What we are much more interested in is how poets expressed themselves. One can talk about love like Columbian author Gabriel García Márquez in his novel Love in the Time of Cholera as the pride of manhood. As Florentino Ariza stands naked before his lover Fermina Daza, García Márquez wrote: 'He showed her his weapon.'

Or one can also escape into mysticism like German writer Hermann Hesse. In Klingsor’s Last Summer, Hesse skilfully depicts a unique link between the act of sex and Christianity: 'They drunk from the chalice'.

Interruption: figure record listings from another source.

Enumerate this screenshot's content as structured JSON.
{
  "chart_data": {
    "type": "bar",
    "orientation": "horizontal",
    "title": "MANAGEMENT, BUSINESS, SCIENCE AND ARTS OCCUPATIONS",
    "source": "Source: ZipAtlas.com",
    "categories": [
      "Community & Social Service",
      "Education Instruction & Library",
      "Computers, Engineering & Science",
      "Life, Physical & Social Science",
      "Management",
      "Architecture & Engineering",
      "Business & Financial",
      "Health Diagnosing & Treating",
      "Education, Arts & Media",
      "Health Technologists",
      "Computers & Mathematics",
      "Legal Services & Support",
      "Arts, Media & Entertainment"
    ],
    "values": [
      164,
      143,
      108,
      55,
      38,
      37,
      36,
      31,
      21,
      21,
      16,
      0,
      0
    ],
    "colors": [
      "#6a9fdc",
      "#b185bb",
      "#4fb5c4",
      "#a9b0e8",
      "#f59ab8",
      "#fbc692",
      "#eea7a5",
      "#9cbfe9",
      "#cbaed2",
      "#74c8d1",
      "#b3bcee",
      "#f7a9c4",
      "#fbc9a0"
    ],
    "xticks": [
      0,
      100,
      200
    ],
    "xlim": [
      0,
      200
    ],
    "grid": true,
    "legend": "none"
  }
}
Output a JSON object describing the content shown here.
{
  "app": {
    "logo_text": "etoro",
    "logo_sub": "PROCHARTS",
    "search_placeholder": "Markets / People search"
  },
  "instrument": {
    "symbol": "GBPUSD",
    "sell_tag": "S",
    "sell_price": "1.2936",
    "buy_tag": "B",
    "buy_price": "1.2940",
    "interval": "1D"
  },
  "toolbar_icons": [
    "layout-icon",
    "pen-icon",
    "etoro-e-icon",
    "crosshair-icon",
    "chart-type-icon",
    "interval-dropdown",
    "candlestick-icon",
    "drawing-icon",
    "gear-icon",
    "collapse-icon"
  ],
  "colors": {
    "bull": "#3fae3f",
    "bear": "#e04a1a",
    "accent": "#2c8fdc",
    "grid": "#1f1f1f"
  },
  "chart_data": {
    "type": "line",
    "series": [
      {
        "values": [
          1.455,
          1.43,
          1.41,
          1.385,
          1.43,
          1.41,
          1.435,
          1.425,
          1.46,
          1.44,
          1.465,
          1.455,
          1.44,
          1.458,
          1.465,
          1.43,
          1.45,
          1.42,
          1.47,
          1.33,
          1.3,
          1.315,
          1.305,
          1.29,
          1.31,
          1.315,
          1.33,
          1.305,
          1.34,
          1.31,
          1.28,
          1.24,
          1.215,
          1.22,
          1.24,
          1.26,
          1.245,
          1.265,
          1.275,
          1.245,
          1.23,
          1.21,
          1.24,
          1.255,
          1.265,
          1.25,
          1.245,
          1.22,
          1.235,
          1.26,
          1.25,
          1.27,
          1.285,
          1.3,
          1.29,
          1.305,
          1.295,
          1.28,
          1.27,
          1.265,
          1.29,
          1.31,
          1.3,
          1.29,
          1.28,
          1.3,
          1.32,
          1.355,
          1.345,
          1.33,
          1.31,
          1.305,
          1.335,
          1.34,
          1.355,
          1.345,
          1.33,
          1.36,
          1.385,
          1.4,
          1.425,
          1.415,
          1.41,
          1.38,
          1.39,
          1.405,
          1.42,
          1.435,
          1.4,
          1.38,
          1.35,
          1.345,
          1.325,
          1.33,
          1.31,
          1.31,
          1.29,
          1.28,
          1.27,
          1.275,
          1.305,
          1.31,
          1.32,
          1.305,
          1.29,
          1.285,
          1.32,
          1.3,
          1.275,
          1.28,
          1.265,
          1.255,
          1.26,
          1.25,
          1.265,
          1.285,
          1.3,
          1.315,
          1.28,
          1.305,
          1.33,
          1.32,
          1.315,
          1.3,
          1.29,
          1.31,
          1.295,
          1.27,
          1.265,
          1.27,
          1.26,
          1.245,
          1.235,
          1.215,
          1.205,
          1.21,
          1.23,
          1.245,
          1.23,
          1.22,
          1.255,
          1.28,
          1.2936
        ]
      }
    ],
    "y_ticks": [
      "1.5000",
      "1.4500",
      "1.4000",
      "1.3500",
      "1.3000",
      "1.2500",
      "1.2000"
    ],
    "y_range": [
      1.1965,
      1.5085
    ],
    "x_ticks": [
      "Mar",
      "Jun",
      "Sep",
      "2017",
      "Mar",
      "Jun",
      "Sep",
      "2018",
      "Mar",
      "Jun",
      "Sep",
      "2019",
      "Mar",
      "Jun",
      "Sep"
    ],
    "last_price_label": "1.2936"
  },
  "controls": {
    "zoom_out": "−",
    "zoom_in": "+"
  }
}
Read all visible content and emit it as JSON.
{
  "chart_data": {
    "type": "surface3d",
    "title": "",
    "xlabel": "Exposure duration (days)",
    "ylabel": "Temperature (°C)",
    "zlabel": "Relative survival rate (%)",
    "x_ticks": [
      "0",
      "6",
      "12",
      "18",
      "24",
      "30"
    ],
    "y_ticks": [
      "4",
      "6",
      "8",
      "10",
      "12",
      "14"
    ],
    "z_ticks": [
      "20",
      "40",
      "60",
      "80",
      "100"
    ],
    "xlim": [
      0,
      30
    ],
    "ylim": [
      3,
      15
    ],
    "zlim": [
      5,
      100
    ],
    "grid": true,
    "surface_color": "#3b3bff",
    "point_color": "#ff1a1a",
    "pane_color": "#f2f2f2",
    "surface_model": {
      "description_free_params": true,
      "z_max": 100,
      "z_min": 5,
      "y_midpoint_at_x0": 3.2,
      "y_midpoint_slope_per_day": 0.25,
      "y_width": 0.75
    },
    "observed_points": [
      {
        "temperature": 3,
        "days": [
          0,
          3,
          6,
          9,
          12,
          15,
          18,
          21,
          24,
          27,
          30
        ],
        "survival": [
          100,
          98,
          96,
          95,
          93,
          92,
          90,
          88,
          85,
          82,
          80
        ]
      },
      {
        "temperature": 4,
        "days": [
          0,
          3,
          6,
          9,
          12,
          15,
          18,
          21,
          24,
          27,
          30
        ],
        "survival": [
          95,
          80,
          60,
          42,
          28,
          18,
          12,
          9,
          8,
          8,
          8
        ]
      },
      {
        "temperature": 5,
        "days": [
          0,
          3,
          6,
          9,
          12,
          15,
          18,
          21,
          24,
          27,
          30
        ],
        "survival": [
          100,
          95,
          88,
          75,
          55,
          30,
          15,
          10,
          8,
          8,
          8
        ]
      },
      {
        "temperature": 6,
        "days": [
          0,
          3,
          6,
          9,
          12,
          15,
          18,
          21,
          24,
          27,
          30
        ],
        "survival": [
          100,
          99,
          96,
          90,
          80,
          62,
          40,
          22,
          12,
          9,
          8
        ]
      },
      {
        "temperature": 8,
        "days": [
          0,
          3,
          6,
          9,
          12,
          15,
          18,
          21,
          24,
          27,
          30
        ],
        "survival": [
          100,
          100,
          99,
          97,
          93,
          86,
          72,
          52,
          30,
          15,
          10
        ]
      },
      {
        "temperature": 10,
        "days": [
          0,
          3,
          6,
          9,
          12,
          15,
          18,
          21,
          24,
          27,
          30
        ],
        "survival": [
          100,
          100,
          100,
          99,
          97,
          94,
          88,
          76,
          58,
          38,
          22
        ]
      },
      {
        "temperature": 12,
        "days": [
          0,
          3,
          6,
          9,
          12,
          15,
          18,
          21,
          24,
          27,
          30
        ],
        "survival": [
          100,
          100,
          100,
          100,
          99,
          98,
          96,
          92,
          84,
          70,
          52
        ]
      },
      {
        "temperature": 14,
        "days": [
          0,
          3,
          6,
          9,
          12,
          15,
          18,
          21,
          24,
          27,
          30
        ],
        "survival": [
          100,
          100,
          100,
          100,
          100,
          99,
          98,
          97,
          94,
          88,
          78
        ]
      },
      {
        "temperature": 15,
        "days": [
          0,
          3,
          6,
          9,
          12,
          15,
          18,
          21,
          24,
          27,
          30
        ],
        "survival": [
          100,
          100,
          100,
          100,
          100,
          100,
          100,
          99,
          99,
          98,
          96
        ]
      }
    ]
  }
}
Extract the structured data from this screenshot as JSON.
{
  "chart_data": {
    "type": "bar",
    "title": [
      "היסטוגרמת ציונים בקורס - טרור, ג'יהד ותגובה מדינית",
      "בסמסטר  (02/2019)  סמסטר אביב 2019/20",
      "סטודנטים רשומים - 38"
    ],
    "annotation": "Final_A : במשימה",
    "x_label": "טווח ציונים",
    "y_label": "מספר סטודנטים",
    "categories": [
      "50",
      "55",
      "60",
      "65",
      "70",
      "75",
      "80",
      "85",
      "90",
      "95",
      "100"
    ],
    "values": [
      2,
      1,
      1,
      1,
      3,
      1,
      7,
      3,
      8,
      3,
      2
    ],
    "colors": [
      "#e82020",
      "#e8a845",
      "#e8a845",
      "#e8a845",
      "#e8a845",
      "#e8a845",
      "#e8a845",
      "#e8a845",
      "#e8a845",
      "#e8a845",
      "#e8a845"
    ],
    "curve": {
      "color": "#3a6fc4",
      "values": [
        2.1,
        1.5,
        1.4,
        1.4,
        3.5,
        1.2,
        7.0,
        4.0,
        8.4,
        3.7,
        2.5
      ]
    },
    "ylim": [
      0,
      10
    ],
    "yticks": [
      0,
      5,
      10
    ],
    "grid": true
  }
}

The unsurpassed master of obscene allusions, however, was British playwright William Shakespeare. You don’t have to be called Siegmund Freud and see a vagina in each phallus or burrow to realise that Shakespeare was one of the greats in literary history. An example of his greatness can be found in Romeo und Juliet, where Rthe protagonist’s friend Mercutio utters the following:

Now will he sit under a medlar tree/

And wish his mistress were that kind of

fruit/

As maids call medlars when they laugh alone./

O Romeo, that she were,

O that she were/

An open-arse and thou a poperin pear!

This seemingly harmless verse compares Romeo’s then lover Rosalinde to a medlar tree and him with a type of pear from the Flemish town of Poperinghe, a poperin pear. In order to understand the meaning, one needs to know that medlar sounds exactly like meddler, which in Shakespeare’s times meant someone who shagged. Because of its shape, the fruit of the medlar was used as a synonym for the female genitals. The same is true for the Poperinghe pear. It reminded the Elizabethans of an erect male member with the scrotum. Poperin also sounds very like pop her in.

But we’ll leave the pleasure of translating Shakespeare’s lines word for word to our readers!